Sebelumnya, Direktur Jenderal Pembiayaan Infrastruktur Pekerjaan Umum dan Perumahan Rakyat Kementerian PUPR Herry Trisaputra Zuna berharap harmonisasi penyusunan peraturan terkait penyesuaian harga rumah bersubsidi selesai pada April atau Mei mendatang. Keterjangkauan harga rumah bersubsidi menjadi prioritas pemerintah.
Pemerintah akan meningkatkan pengawasan agar pasokan rumah bersubsidi, baik rumah vertikal maupun rumah tapak, memenuhi kriteria layak huni, bangunan berkualitas baik, sanitasi memadai, serta sesuai dengan standardisasi konsep hijau atau ramah lingkungan. Kualifikasi rumah hijau ini di antaranya pencahayaan rumah yang lebih baik, ruang terbuka, dan sirkulasi bangunan yang baik.

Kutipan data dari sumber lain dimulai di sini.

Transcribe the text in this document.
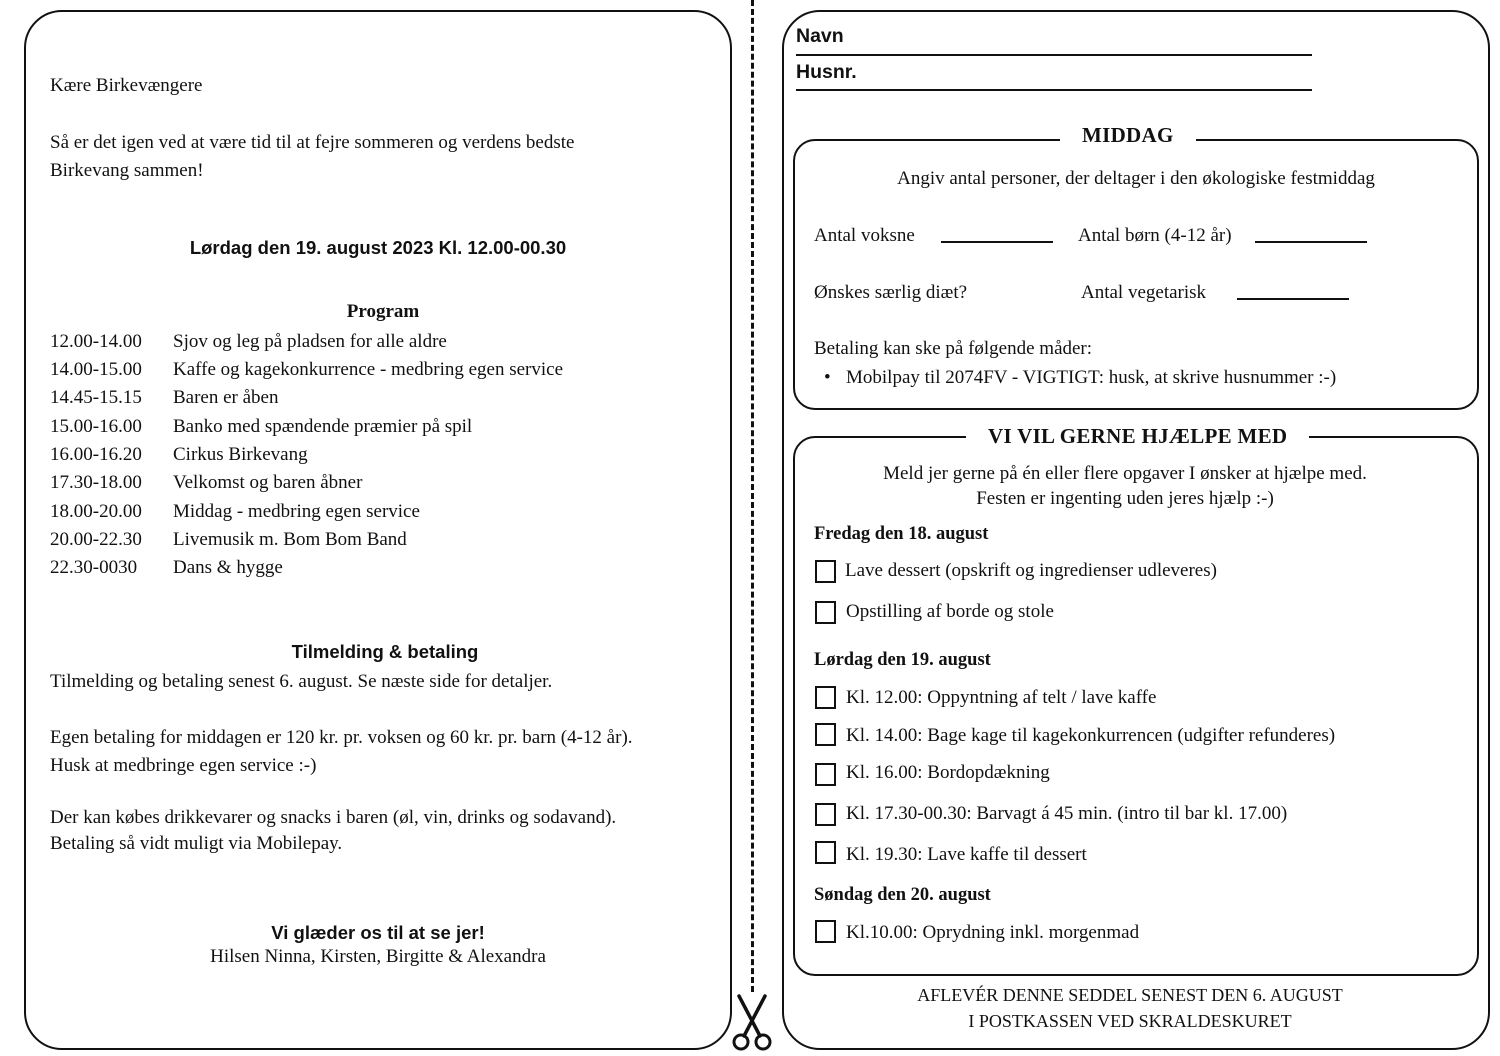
Kære Birkevængere
Så er det igen ved at være tid til at fejre sommeren og verdens bedste
Birkevang sammen!
Lørdag den 19. august 2023 Kl. 12.00-00.30
Program
12.00-14.00 Sjov og leg på pladsen for alle aldre
14.00-15.00 Kaffe og kagekonkurrence - medbring egen service
14.45-15.15 Baren er åben
15.00-16.00 Banko med spændende præmier på spil
16.00-16.20 Cirkus Birkevang
17.30-18.00 Velkomst og baren åbner
18.00-20.00 Middag - medbring egen service
20.00-22.30 Livemusik m. Bom Bom Band
22.30-0030 Dans & hygge
Tilmelding & betaling
Tilmelding og betaling senest 6. august. Se næste side for detaljer.
Egen betaling for middagen er 120 kr. pr. voksen og 60 kr. pr. barn (4-12 år).
Husk at medbringe egen service :-)
Der kan købes drikkevarer og snacks i baren (øl, vin, drinks og sodavand).
Betaling så vidt muligt via Mobilepay.
Vi glæder os til at se jer!
Hilsen Ninna, Kirsten, Birgitte & Alexandra
Navn
Husnr.
MIDDAG
Angiv antal personer, der deltager i den økologiske festmiddag
Antal voksne	Antal børn (4-12 år)
Ønskes særlig diæt?	Antal vegetarisk
Betaling kan ske på følgende måder:
• Mobilpay til 2074FV - VIGTIGT: husk, at skrive husnummer :-)
VI VIL GERNE HJÆLPE MED
Meld jer gerne på én eller flere opgaver I ønsker at hjælpe med.
Festen er ingenting uden jeres hjælp :-)
Fredag den 18. august
Lave dessert (opskrift og ingredienser udleveres)
Opstilling af borde og stole
Lørdag den 19. august
Kl. 12.00: Oppyntning af telt / lave kaffe
Kl. 14.00: Bage kage til kagekonkurrencen (udgifter refunderes)
Kl. 16.00: Bordopdækning
Kl. 17.30-00.30: Barvagt á 45 min. (intro til bar kl. 17.00)
Kl. 19.30: Lave kaffe til dessert
Søndag den 20. august
Kl.10.00: Oprydning inkl. morgenmad
AFLEVÉR DENNE SEDDEL SENEST DEN 6. AUGUST
I POSTKASSEN VED SKRALDESKURET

”Kualitas rumah bersubsidi selama ini terkesan berbeda atau di bawah rumah nonsubsidi. Pandangan ini harus diubah dengan memastikan pasokan yang memenuhi syarat kelayakan dan masuk kriteria hijau,” kata Herry dalam Diskusi ”Rumah Tapera, Rumah Tepat Kualitas, Rumah Tepat Sasaran”, Selasa (11/4/2023).